So quite clear there I think. This is from the general conditions so would be standard in every AIB mortgage I would imagine. The special conditions lay out the particulars relavent to each individual loan.


----------



## olibau (22 Jul 2009)

If that wording had been on the Ulster bank offer i wouldn't be on this post right now.


----------



## raven (22 Jul 2009)

TheBigD said:


> Standard practice tbh. The rate of your mortgage is always the rate on offer at the time of drawdown, not at the time of loan offer.


True enough, and probably well known to people who are well acquanted to the business of buying and selling houses.

I think its fairly understandable on the part of the OP here that they were not aware that it is standard practice.
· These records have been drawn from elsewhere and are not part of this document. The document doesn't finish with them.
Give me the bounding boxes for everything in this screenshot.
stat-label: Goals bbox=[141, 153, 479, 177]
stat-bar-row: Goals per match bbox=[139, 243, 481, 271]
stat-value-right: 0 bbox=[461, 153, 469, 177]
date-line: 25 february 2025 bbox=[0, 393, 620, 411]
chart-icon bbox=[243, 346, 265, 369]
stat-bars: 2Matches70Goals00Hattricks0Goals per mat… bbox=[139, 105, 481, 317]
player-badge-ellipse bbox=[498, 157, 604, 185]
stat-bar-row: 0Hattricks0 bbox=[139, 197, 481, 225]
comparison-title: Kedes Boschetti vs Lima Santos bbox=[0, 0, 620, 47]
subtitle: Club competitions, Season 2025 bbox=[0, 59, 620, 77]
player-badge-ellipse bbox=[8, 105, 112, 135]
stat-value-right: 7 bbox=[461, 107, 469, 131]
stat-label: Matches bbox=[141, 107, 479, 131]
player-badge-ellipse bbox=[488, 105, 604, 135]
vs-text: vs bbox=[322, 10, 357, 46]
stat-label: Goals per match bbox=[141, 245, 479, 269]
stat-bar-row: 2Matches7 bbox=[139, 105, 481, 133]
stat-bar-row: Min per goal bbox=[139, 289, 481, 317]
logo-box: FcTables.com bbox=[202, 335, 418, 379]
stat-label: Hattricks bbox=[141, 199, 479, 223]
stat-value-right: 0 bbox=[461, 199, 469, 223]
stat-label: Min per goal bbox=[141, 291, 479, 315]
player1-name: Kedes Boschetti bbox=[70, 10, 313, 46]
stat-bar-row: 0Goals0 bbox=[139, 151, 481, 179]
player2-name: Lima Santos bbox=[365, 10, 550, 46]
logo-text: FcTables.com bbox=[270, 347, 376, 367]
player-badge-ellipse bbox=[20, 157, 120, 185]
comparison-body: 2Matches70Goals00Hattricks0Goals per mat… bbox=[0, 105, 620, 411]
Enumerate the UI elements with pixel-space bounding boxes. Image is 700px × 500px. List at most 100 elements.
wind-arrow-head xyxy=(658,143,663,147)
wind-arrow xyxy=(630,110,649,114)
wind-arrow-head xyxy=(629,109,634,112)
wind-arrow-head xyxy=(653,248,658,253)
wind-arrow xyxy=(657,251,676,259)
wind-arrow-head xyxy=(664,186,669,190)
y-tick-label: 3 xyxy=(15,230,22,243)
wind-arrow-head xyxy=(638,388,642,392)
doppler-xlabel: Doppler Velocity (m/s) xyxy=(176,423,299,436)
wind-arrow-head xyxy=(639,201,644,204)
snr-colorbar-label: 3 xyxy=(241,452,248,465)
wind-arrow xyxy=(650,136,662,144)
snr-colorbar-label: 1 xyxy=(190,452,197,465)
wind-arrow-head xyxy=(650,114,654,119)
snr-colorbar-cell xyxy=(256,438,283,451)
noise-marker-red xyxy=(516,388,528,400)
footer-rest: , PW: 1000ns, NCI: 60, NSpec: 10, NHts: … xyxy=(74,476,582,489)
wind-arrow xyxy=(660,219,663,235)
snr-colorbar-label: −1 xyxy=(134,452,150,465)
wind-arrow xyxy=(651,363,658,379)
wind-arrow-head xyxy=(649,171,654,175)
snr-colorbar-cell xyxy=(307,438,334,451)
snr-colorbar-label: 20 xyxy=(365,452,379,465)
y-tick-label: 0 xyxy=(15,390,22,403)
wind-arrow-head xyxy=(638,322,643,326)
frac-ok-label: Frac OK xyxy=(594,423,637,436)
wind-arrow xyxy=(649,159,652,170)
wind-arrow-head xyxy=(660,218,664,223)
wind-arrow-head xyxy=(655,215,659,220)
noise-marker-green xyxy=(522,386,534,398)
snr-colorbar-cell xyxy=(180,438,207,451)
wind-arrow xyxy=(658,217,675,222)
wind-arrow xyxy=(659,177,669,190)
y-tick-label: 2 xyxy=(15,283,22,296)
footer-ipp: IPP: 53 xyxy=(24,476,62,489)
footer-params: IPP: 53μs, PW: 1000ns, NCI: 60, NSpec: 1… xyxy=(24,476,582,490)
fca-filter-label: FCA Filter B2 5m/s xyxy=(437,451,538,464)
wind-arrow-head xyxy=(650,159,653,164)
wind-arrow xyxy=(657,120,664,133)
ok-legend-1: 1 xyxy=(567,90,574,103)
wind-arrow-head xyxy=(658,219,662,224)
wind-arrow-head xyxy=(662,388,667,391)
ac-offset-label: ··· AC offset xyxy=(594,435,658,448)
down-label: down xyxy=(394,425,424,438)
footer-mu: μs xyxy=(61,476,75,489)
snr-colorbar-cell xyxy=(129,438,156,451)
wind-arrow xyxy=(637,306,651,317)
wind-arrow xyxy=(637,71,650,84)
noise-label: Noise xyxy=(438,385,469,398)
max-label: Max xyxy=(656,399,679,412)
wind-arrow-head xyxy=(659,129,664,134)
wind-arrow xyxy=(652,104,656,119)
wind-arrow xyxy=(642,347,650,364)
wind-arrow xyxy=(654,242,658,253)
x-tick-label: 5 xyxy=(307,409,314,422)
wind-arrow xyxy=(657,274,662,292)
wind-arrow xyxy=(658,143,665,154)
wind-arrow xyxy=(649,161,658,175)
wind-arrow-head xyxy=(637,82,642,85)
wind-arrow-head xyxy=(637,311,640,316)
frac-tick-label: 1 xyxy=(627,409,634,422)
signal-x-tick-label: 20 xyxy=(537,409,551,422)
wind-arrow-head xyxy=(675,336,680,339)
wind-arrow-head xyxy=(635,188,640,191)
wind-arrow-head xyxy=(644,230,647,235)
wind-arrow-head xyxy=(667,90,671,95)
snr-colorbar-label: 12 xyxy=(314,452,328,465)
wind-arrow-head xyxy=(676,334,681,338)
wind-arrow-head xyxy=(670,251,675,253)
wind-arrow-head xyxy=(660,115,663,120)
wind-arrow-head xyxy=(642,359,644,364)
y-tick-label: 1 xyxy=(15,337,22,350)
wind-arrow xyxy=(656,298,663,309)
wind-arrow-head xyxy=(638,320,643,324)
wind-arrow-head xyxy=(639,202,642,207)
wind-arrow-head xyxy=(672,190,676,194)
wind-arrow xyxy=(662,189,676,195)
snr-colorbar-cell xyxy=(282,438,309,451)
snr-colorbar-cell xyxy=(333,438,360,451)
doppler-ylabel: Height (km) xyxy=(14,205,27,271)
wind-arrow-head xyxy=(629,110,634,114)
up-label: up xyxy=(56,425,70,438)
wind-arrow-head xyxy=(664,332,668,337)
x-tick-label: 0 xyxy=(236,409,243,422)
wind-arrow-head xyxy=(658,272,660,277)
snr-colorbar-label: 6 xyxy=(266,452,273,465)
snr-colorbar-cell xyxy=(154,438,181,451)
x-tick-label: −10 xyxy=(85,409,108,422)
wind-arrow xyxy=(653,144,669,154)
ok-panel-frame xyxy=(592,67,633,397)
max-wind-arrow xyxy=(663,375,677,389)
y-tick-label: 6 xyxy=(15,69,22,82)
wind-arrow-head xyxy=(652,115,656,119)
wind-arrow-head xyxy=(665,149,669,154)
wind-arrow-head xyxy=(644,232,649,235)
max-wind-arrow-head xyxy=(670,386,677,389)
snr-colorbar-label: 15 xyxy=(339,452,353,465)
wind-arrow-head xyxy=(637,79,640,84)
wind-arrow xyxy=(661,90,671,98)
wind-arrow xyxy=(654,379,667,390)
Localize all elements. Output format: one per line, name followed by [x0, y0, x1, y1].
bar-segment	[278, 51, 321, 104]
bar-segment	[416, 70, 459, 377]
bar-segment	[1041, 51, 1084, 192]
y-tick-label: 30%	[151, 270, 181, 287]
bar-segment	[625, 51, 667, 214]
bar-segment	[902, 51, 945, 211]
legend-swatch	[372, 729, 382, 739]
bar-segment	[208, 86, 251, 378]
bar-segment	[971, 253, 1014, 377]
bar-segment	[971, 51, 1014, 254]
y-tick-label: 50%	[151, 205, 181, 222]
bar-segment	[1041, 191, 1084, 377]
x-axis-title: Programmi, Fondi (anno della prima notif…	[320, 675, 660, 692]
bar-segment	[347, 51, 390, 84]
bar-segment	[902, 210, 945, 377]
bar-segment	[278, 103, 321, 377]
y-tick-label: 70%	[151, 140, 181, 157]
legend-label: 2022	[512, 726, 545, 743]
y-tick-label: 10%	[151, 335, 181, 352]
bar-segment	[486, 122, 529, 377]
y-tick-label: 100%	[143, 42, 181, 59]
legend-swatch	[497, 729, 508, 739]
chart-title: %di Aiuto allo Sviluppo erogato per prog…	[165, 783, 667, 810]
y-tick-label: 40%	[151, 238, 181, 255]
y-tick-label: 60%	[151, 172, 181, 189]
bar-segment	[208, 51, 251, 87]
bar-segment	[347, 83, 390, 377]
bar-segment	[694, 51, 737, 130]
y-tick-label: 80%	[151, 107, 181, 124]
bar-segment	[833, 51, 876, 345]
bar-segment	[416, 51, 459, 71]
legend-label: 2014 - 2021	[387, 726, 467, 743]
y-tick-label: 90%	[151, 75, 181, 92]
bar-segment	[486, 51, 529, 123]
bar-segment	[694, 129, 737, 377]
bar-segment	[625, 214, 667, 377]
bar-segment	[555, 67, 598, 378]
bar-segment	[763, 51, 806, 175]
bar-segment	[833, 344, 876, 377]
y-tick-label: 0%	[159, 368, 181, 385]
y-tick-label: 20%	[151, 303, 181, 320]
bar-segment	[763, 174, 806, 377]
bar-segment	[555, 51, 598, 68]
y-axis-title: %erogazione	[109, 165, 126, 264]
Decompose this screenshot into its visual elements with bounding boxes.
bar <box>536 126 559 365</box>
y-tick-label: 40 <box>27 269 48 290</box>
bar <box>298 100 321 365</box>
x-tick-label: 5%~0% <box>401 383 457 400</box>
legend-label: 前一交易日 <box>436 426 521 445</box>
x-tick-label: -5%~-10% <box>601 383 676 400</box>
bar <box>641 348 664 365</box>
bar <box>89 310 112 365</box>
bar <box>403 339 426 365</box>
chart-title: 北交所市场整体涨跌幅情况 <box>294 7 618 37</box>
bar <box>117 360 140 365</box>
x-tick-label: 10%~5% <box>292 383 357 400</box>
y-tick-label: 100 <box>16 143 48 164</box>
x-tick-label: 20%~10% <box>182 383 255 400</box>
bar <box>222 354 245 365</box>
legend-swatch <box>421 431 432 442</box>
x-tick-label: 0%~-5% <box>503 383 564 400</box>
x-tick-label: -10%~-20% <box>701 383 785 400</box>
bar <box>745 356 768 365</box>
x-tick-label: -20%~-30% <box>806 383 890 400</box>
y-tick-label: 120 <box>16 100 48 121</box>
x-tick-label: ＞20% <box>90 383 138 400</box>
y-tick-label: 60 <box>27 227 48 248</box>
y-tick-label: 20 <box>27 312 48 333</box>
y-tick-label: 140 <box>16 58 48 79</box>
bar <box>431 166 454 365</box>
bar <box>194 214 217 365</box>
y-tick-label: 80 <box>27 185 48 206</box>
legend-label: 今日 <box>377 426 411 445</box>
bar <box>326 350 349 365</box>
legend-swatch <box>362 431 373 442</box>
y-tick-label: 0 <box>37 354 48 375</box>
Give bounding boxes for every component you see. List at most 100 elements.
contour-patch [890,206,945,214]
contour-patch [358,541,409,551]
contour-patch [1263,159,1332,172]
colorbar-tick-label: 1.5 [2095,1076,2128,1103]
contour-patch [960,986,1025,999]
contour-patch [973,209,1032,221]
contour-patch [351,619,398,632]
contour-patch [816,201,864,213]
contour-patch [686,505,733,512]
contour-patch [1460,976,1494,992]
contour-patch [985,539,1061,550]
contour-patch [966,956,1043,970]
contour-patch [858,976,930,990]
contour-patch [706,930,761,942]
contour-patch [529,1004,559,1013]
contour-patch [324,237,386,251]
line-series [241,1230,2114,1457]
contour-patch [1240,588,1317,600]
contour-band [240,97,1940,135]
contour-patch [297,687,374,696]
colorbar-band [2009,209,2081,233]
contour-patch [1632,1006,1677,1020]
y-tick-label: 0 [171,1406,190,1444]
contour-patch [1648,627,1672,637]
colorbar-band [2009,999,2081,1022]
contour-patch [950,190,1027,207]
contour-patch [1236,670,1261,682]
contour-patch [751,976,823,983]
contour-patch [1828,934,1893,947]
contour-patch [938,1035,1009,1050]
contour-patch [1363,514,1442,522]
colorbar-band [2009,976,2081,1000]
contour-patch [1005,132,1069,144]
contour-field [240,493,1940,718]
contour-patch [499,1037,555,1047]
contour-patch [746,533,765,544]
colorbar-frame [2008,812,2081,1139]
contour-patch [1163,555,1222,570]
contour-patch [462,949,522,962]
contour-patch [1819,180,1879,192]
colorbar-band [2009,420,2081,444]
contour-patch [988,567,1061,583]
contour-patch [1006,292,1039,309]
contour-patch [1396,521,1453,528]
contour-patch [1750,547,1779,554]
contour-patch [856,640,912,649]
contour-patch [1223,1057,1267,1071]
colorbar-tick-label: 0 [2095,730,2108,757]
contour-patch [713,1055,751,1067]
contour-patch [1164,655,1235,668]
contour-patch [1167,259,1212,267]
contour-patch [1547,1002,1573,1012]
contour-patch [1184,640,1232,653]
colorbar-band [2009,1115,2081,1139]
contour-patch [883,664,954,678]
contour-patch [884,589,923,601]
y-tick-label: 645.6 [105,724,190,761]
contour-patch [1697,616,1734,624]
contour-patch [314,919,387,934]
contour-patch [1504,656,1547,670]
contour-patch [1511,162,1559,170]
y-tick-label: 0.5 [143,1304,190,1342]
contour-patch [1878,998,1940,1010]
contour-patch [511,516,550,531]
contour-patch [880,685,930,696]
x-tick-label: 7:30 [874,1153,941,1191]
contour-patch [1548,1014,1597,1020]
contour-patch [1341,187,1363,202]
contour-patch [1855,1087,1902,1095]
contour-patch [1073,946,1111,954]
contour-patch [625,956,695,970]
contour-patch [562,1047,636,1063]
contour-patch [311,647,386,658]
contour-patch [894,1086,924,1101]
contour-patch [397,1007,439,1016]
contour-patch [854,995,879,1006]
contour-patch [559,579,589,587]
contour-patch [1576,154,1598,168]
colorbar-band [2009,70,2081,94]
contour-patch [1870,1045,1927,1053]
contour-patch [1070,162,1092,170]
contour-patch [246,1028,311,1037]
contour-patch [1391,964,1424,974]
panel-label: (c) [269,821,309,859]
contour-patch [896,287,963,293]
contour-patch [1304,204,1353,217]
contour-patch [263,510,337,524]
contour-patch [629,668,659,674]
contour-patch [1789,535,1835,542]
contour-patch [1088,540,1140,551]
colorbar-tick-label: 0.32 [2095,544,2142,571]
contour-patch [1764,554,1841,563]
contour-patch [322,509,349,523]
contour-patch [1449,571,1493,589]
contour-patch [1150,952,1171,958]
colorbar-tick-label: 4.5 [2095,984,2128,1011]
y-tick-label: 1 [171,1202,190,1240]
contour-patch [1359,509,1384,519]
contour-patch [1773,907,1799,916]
Most of us after all, only buy/sell a house once or a few times in our lifetimes; so the majority of buyers would be totally unaware. 

I think Ulster Bank should have made this much clearer to the OP, and not just buried in unclear Ts and Cs.


----------



## TheBigD (22 Jul 2009)

I accept your point that people might not have experience of buying and selling, but I would have thought (and hoped) that as buying a property is the biggest expenditure a person will probably make that they'd approach it with due care and make sure they understand everything and seek professional advice if they are unsure.


----------



## busterh (29 Jul 2009)

Myself and my partner have just gone through this horrible situation ourselves. Last year we got a loan offer from first active for fixed rate for 5 years at 4.95%. As the interest rates were due to go up we were concerned about the rate going up, but the guy we were dealing with assured us they would hold it at the original rate once we got everything singned by a certain date - we did as he said. Once we started paying our monthly amount it was higher than we expected, we couldn't figure out what was wrong and got no answers from the bank. Last week we got our annual statement that had a rate of 5.9%! we were never informed of this change at the time or at any point during the year. Is there anything we can do as we were promised over the phone that the original rate would apply??


----------



## TheBigD (29 Jul 2009)

Again, check the wording of your contract. If it states the rate at drawdown applies then that is what is correct. A written signed contract would override a verbal agreement over the phone that has no record.


----------



## busterh (31 Jul 2009)

Yes we knew about that at the time and were concerned about it, but only went ahead beacause we were assured by the person at the branch that it would be held for us EVEN when the rate changed. His word obviously had no weight behind it but being trusting people we beleived him.


----------



## TheJackal (31 Jul 2009)

busterh said:


> Yes we knew about that at the time and were concerned about it, but only went ahead beacause we were assured by the person at the branch that it would be held for us EVEN when the rate changed. His word obviously had no weight behind it but being trusting people we beleived him.


 
Unfortunately, since it's not in writing I'm not sure you have recourse. Very bad form though.


----------